En rayons

Le martyre de la colombe

 

(De la place déterminante du ressort à boudin dans les relations de raout)

 

 

Anatole s’est jeté sur moi comme un animal, il est en train d’arracher mon chemisier à falbalas, celui qui a coûté à ma pauvre maman la peau, je veux dire de grands sacrifices. Ma poitrine d’albâtre jaillit du vêtement en lambeaux. Mon Dieu, cet homme est fou, il voit mes tétons, cela ne se peut pas… Je résiste de toutes mes forces, mon pied part dans ses couil…  dans ses forces vives. Il s’est plié en deux, mais se redresse, furieux, et m’expédie un crochet du gauche qui envoie sur le talus humide deux de mes canines et une prémolaire.

La superbe soirée de madame Bêtaucours avait pourtant bien commencé, Anatole était un vrai gentleman. Il m’a entretenue de la vie des ragondins dans les étiers de Machecoul, de la fabrication des ressorts à boudin (en lançant des œillades comiques en direction de cette dondon d’Henriette, ce qui m’a fait beaucoup rire !) dans les usines Harcelé-Bittal, et de beaucoup d’autres sujets passionnants. Il m’a étourdie de champagne et de contrepèteries, quel délicieux coquin ! Je lui ai pourtant rappelé que j’étais liée par le cœur à Roberto, et que nous devions rester amis avant tout. Son magnifique visage s’est attristé, mais il a proposé, beau joueur, de me raccompagner dans sa MG décapotable. Dans ces conditions, il m’était impossible de refuser.

Cet homme démoniaque a en fait arrêté la voiture dans un sentier, à l’orée d’un petit bois, m’a fait descendre…

 

Où en étions-nous ?… Ah oui, mes canines, quelle horreur, je vais être affreuse.
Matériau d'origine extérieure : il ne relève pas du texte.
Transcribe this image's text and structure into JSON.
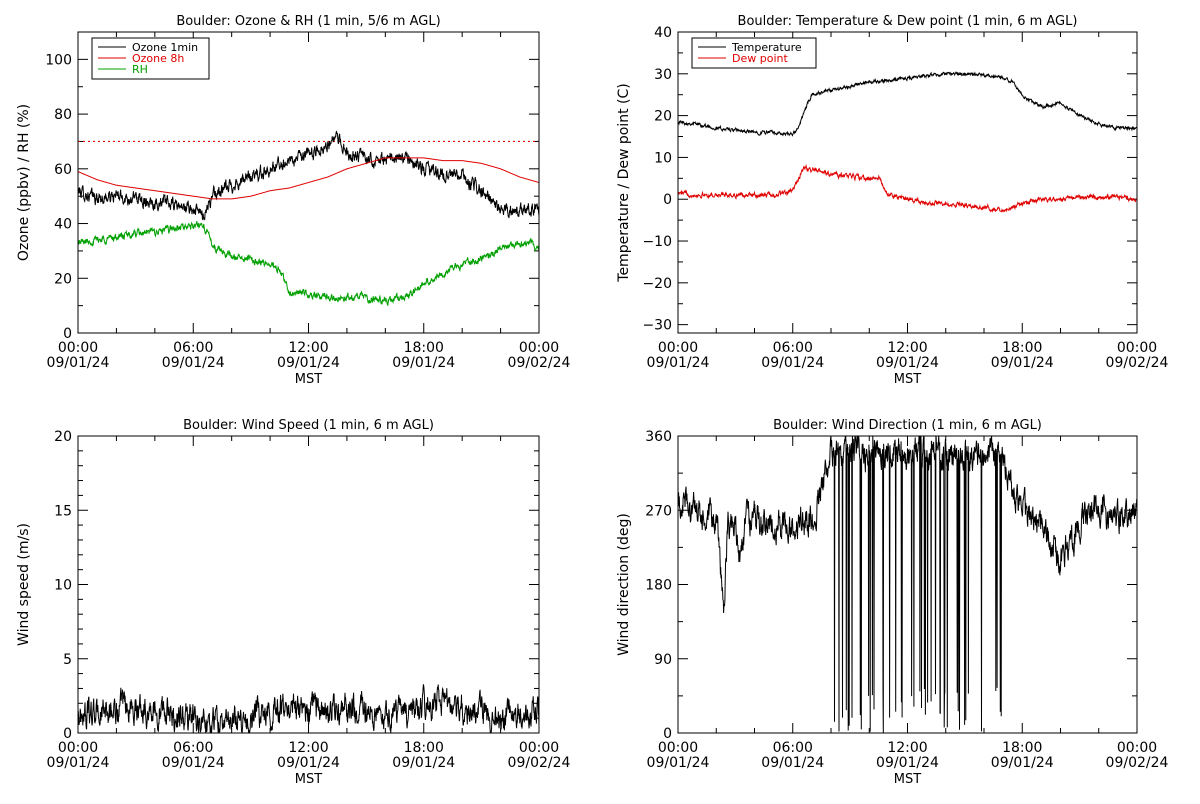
{
  "colors": {
    "black": "#000000",
    "red": "#e00000",
    "green": "#00a000",
    "background": "#ffffff"
  },
  "chart_data": [
    {
      "id": "ozone",
      "type": "line",
      "title": "Boulder: Ozone & RH (1 min, 5/6 m AGL)",
      "xlabel": "MST",
      "ylabel": "Ozone (ppbv) / RH (%)",
      "ylim": [
        0,
        110
      ],
      "yticks": [
        "0",
        "20",
        "40",
        "60",
        "80",
        "100"
      ],
      "yticks_values": [
        0,
        20,
        40,
        60,
        80,
        100
      ],
      "xlim": [
        0,
        24
      ],
      "xticks_time": [
        "00:00",
        "06:00",
        "12:00",
        "18:00",
        "00:00"
      ],
      "xticks_date": [
        "09/01/24",
        "09/01/24",
        "09/01/24",
        "09/01/24",
        "09/02/24"
      ],
      "grid": false,
      "legend_position": "top-left",
      "reference_line": {
        "y": 70,
        "color": "#e00000",
        "style": "dotted"
      },
      "series": [
        {
          "name": "Ozone 1min",
          "color": "#000000",
          "noise": 1.8,
          "x": [
            0,
            1,
            2,
            3,
            4,
            5,
            6,
            6.5,
            7,
            8,
            9,
            10,
            11,
            12,
            13,
            13.5,
            14,
            15,
            16,
            17,
            18,
            19,
            20,
            21,
            22,
            23,
            24
          ],
          "y": [
            52,
            49,
            50,
            49,
            48,
            47,
            45,
            43,
            50,
            54,
            57,
            60,
            63,
            65,
            69,
            71,
            66,
            64,
            63,
            64,
            60,
            58,
            57,
            52,
            45,
            45,
            46
          ]
        },
        {
          "name": "Ozone 8h",
          "color": "#e00000",
          "noise": 0,
          "x": [
            0,
            1,
            2,
            3,
            4,
            5,
            6,
            7,
            8,
            9,
            10,
            11,
            12,
            13,
            14,
            15,
            16,
            17,
            18,
            19,
            20,
            21,
            22,
            23,
            24
          ],
          "y": [
            59,
            56,
            54,
            53,
            52,
            51,
            50,
            49,
            49,
            50,
            52,
            53,
            55,
            57,
            60,
            62,
            64,
            64,
            64,
            63,
            63,
            62,
            60,
            57,
            55
          ]
        },
        {
          "name": "RH",
          "color": "#00a000",
          "noise": 1.0,
          "x": [
            0,
            1,
            2,
            3,
            4,
            5,
            6,
            6.5,
            7,
            8,
            9,
            10,
            10.5,
            11,
            12,
            13,
            14,
            15,
            16,
            17,
            18,
            19,
            20,
            21,
            22,
            23,
            24
          ],
          "y": [
            33,
            34,
            35,
            36,
            37,
            38,
            39,
            40,
            32,
            28,
            27,
            25,
            23,
            15,
            14,
            13,
            13,
            13,
            12,
            13,
            18,
            22,
            25,
            27,
            31,
            33,
            32
          ]
        }
      ]
    },
    {
      "id": "temperature",
      "type": "line",
      "title": "Boulder: Temperature & Dew point (1 min, 6 m AGL)",
      "xlabel": "MST",
      "ylabel": "Temperature / Dew point (C)",
      "ylim": [
        -32,
        40
      ],
      "yticks": [
        "−30",
        "−20",
        "−10",
        "0",
        "10",
        "20",
        "30",
        "40"
      ],
      "yticks_values": [
        -30,
        -20,
        -10,
        0,
        10,
        20,
        30,
        40
      ],
      "xlim": [
        0,
        24
      ],
      "xticks_time": [
        "00:00",
        "06:00",
        "12:00",
        "18:00",
        "00:00"
      ],
      "xticks_date": [
        "09/01/24",
        "09/01/24",
        "09/01/24",
        "09/01/24",
        "09/02/24"
      ],
      "grid": false,
      "legend_position": "top-left",
      "series": [
        {
          "name": "Temperature",
          "color": "#000000",
          "noise": 0.3,
          "x": [
            0,
            1,
            2,
            3,
            4,
            5,
            5.5,
            6,
            6.3,
            6.6,
            7,
            8,
            9,
            10,
            11,
            12,
            13,
            14,
            15,
            16,
            17,
            17.5,
            18,
            19,
            20,
            21,
            22,
            23,
            24
          ],
          "y": [
            18.5,
            18,
            17,
            16.5,
            16,
            16,
            15.5,
            15.5,
            17,
            21,
            25,
            26,
            27,
            28,
            28.5,
            29,
            29.5,
            30,
            30,
            29.5,
            29,
            28,
            25,
            22,
            23,
            20,
            18,
            17,
            17
          ]
        },
        {
          "name": "Dew point",
          "color": "#e00000",
          "noise": 0.4,
          "x": [
            0,
            1,
            2,
            3,
            4,
            5,
            6,
            6.3,
            6.6,
            7,
            8,
            9,
            10,
            10.5,
            11,
            12,
            13,
            14,
            15,
            16,
            17,
            18,
            19,
            20,
            21,
            22,
            23,
            24
          ],
          "y": [
            1.5,
            1,
            1,
            1,
            1,
            1,
            2,
            5,
            7.5,
            7,
            6,
            5.5,
            5,
            5,
            1,
            0,
            -1,
            -1,
            -1.5,
            -2,
            -2.5,
            -1,
            0,
            0,
            0.5,
            0.5,
            0.5,
            0
          ]
        }
      ]
    },
    {
      "id": "windspeed",
      "type": "line",
      "title": "Boulder: Wind Speed (1 min, 6 m AGL)",
      "xlabel": "MST",
      "ylabel": "Wind speed (m/s)",
      "ylim": [
        0,
        20
      ],
      "yticks": [
        "0",
        "5",
        "10",
        "15",
        "20"
      ],
      "yticks_values": [
        0,
        5,
        10,
        15,
        20
      ],
      "xlim": [
        0,
        24
      ],
      "xticks_time": [
        "00:00",
        "06:00",
        "12:00",
        "18:00",
        "00:00"
      ],
      "xticks_date": [
        "09/01/24",
        "09/01/24",
        "09/01/24",
        "09/01/24",
        "09/02/24"
      ],
      "grid": false,
      "series": [
        {
          "name": "",
          "color": "#000000",
          "noise": 0.7,
          "floor": 0,
          "x": [
            0,
            1,
            2,
            3,
            4,
            5,
            6,
            7,
            8,
            9,
            10,
            11,
            12,
            13,
            14,
            15,
            16,
            17,
            18,
            19,
            20,
            21,
            22,
            23,
            24
          ],
          "y": [
            1.2,
            1.3,
            1.5,
            1.8,
            1.5,
            1.2,
            1.0,
            0.8,
            0.7,
            1.0,
            1.6,
            1.8,
            1.6,
            1.6,
            1.7,
            1.5,
            1.2,
            1.2,
            2.0,
            2.2,
            1.6,
            1.4,
            1.2,
            1.3,
            1.2
          ]
        }
      ]
    },
    {
      "id": "winddir",
      "type": "line",
      "title": "Boulder: Wind Direction (1 min, 6 m AGL)",
      "xlabel": "MST",
      "ylabel": "Wind direction (deg)",
      "ylim": [
        0,
        360
      ],
      "yticks": [
        "0",
        "90",
        "180",
        "270",
        "360"
      ],
      "yticks_values": [
        0,
        90,
        180,
        270,
        360
      ],
      "xlim": [
        0,
        24
      ],
      "xticks_time": [
        "00:00",
        "06:00",
        "12:00",
        "18:00",
        "00:00"
      ],
      "xticks_date": [
        "09/01/24",
        "09/01/24",
        "09/01/24",
        "09/01/24",
        "09/02/24"
      ],
      "grid": false,
      "series": [
        {
          "name": "",
          "color": "#000000",
          "noise": 14,
          "floor": 0,
          "ceil": 360,
          "wrap_range": [
            8,
            17
          ],
          "x": [
            0,
            0.5,
            1,
            1.5,
            2,
            2.2,
            2.4,
            2.6,
            3,
            3.3,
            3.5,
            4,
            5,
            6,
            7,
            7.5,
            8,
            9,
            10,
            11,
            12,
            13,
            14,
            15,
            16,
            17,
            17.5,
            18,
            19,
            19.5,
            20,
            21,
            22,
            23,
            24
          ],
          "y": [
            275,
            280,
            265,
            255,
            255,
            220,
            140,
            255,
            250,
            210,
            255,
            260,
            255,
            250,
            260,
            290,
            340,
            340,
            340,
            340,
            340,
            340,
            340,
            340,
            340,
            330,
            290,
            270,
            260,
            230,
            210,
            250,
            270,
            260,
            265
          ]
        }
      ]
    }
  ]
}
Mon esprit confus essaie de se remémorer les prières apprises dans mon enfance, pendant qu’Anatole s’acharne sur ma courte jupe… Et soudain, plus rien.

Le silence.

Je m’efforce d’ouvrir les yeux.

 

Mon agresseur est à terre, inanimé. Près de lui, Roberto, les poings serrés et la lippe farouche. Mon Roberto. Sous mes roberts, ou plutôt sous ma poitrine laiteuse, mon cœur bat la chamade… Cet amour me regarde, et son visage se fripe. Il reste dans cette position déchirante, les pieds écartés sur la même ligne, le bras et la main tendus dans ma direction. Il a adopté l’attitude célèbre de Renato Salvatori dans les romans-photos des années soixante que je dévorais avidement chez ma grand-mère, ce qui m’émeut aux larmes.

— Pauvre petite colombe, tu trembles toute ! exhale-t-il en me tendant ses bras. Tu es glacée, viens te réchauffer.

Il m’attire contre lui, et glisse sa main entre mes jambes, afin d’éviter l’hypothermie à mon pauvre corps martyrisé.

— Oh, mon Roberto, aahhh ouiii, ouiii, je veux dire non, merci d’être toujours là pour moi, je t’aime tant, tu sais… Mais nous devons être raisonnables avant le mariage. S’il te plaît, retire ta main, nous allons nous mettre hors-sujet, et cet horrible Harlequin va me gronder.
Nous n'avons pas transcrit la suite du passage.